Made in 1965, but not appearing on U.S. screens till 1969, Jean-Luc Godard’s Pierrot le Fou is a film that’s as maddening as you want to make it. If you insist on viewing Godard’s film as a serious work filled with deep significance, you have fun with that. This is one of the few films I’ve ever seen Roger Ebert publicly backtrack on. His original 1969 review makes the film out to be the last word in profound cinema. His 2007 reassessment is something else again—that something else being more than a little suggestive of a cinematic con game. He asks of a shot where Jean-Paul Belmondo meets film director Sam Fuller at a party, “What does it mean? It means that we notice it and wonder what it means, which can be said for a lot of Godard’s shots.” I can’t say he’s wrong—though he describes the shot inaccurately in both reviews, since Fuller, like everyone else in the shot, is bathed in an inexplicable green light and not in full color. I do, however, think he’s wanting what is essentially a fairly trivial, playful movie to have a depth it never possessed.

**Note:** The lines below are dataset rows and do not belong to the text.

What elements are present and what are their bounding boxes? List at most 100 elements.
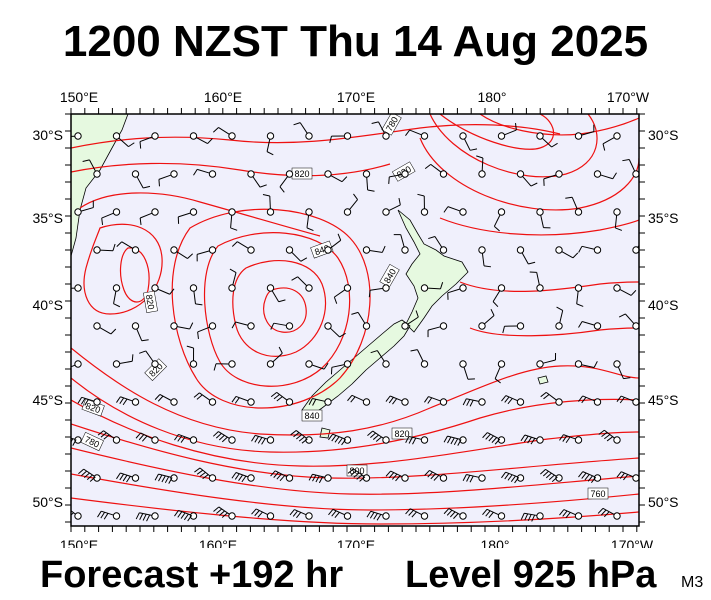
wind-barb (574, 284, 584, 307)
wind-barb (78, 468, 101, 482)
wind-barb (270, 322, 294, 330)
wind-barb (279, 170, 294, 193)
lat-label-50s-right: 50°S (648, 494, 679, 510)
wind-barb (443, 435, 467, 446)
wind-barb (616, 395, 639, 406)
wind-barb (174, 433, 198, 444)
wind-barb (574, 360, 598, 368)
map-frame (70, 113, 640, 527)
wind-barb (462, 474, 486, 483)
isobar-6 (171, 208, 371, 409)
wind-barb (447, 284, 467, 300)
lat-label-30s-right: 30°S (648, 127, 679, 143)
wind-barb (520, 434, 544, 445)
wind-barb (351, 311, 371, 330)
lon-label-150e: 150°E (60, 89, 98, 105)
wind-barb (324, 322, 346, 338)
wind-barb (367, 430, 390, 444)
wind-barb (536, 352, 557, 368)
wind-barb (151, 284, 175, 295)
lat-label-40s-right: 40°S (648, 297, 679, 313)
wind-barb (578, 471, 602, 484)
wind-barb (616, 471, 639, 482)
wind-barb (77, 396, 101, 406)
wind-barb (482, 432, 506, 445)
wind-barb (251, 434, 275, 445)
wind-barb (193, 392, 217, 406)
wind-barbs (71, 121, 639, 522)
contour-label: 820 (143, 290, 158, 314)
wind-barb (266, 132, 275, 156)
wind-barb (405, 436, 429, 445)
wind-barb (112, 354, 134, 368)
wind-barb (401, 310, 419, 330)
wind-barb (476, 155, 486, 178)
wind-barb (420, 282, 444, 292)
wind-barb (170, 322, 194, 330)
wind-barb (443, 508, 467, 520)
wind-barb (135, 512, 159, 522)
wind-barb (494, 360, 506, 384)
wind-barb (139, 132, 159, 149)
wind-barb (543, 170, 563, 186)
wind-barb (228, 208, 238, 231)
wind-barb (290, 430, 313, 444)
isobar-3 (79, 192, 321, 237)
wind-barb (385, 470, 409, 482)
wind-barb (578, 245, 602, 254)
wind-barb (97, 510, 121, 520)
wind-barb (497, 123, 517, 140)
isobar-20 (439, 217, 639, 236)
wind-barb (131, 322, 149, 342)
wind-barb (74, 200, 94, 216)
wind-barb (93, 243, 116, 254)
wind-barb (410, 349, 429, 368)
top-lon-labels: 150°E 160°E 170°E 180° 170°W (60, 89, 650, 105)
wind-barb (177, 208, 198, 224)
wind-barb (293, 122, 313, 140)
wind-barb (71, 360, 82, 368)
isobar-14 (71, 447, 639, 495)
level-label: Level 925 hPa (405, 554, 657, 596)
wind-barb (266, 284, 286, 303)
north-island (397, 209, 469, 333)
wind-barb (501, 395, 525, 406)
wind-barb (613, 208, 623, 231)
wind-barb (462, 398, 486, 407)
wind-barb (328, 433, 352, 446)
chatham-island (537, 375, 549, 385)
isobar-8 (232, 260, 327, 357)
contour-label: 840 (301, 409, 323, 422)
svg-text:840: 840 (304, 411, 319, 421)
wind-barb (158, 170, 178, 187)
wind-barb (330, 360, 352, 375)
isobar-22 (469, 327, 639, 337)
wind-barb (424, 163, 448, 178)
lat-label-35s-right: 35°S (648, 210, 679, 226)
wind-barb (189, 284, 203, 306)
isobar-10 (71, 347, 639, 436)
wind-barb (540, 468, 563, 483)
right-lat-labels: 30°S 35°S 40°S 45°S 50°S (648, 127, 679, 510)
lon-label-150e-bottom: 150°E (60, 537, 98, 548)
wind-barb (424, 469, 448, 482)
wind-barb (329, 132, 352, 144)
wind-barb (305, 208, 314, 231)
land (71, 114, 549, 439)
wind-barb (405, 129, 429, 140)
wind-barb (112, 284, 121, 308)
wind-barb (101, 208, 121, 226)
wind-barb (565, 196, 583, 216)
isobar-5 (119, 247, 150, 303)
left-lat-labels: 30°S 35°S 40°S 45°S 50°S (32, 127, 63, 510)
weather-map: 150°E 160°E 170°E 180° 170°W 150°E 160°E… (32, 89, 679, 548)
wind-barb (482, 508, 506, 520)
wind-barb (308, 473, 332, 484)
wind-barb (478, 308, 495, 330)
wind-barb (492, 284, 506, 308)
wind-barb (231, 472, 255, 483)
wind-barb (618, 313, 639, 330)
lon-label-170w-bottom: 170°W (611, 537, 654, 548)
svg-text:820: 820 (144, 294, 156, 311)
wind-barb (371, 121, 390, 140)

One way and another, Pierrot le Fou is a put-on, and it’s wildly enjoyable—sometimes brilliant—if approached on the level of an idiosyncratic work by a filmmaker trotting out his obsessions of the moment and committing them to film without much regard for actual meaning. At its most significant, it’s little more than a reflection of Godard’s love/hate affair with American film and American pop culture—and its impact on French culture and his own films. It’s not so much that the party where Belmondo encounters Fuller is pieced together out of shots that are lit with various colored gels over the lights (in some cases without them). It’s more that everyone chatters away as if they were in a TV commercial endorsing this car or that hair conditioner. It’s that Fuller says he’s in France to make an action picture called Flowers of Evil—and no questions are asked about an action picture based on a volume of poetry by Baudelaire. Well, with everything so Hollywoodized and casually surreal, why would they?
Godard has crafted the film as a crime story, but it’s a crime story that matters very little and makes marginal narrative sense. It’s only function is to make Belmondo and a former girlfriend (Anna Karina) into a young couple on the run—and to up the ante. These two are on the run from his marriage, her possible lover, a vaguely explained murder, and some thugs who are after some money she or he or they have stolen—all of which may have something to do with Algeria or maybe not. It only matters that they’re on the run and that the circumstances are dire. As with most of their actions in their flight, it’s a story pieced together from dozens of Hollywood movies. Both the characters and the narrative are nothing more than a patchwork. The meaning of all this—to the degree that there’s anything more going on than Godard playing with movies—seems to be the filmmaker’s growing disaffection for these very things. References to Godard’s growing interest in the Vietnam war and Maoism support this. But that doesn’t mean the filmmaker isn’t going to have fun while suggesting that he and the world have outgrown silly crime thrillers.
I’d hesitate to call Pierrot le Fou a great movie. It’s a lot of fun as a wild ride to nowhere, and it’s probably essential to understanding where Godard was as a filmmaker in the mid-1960s, but beyond that its value is probably negligible. But then again, can’t that be said of so many of the Hollywood films it draws from—films that are often loosely termed “classics?” And maybe that’s the whole point.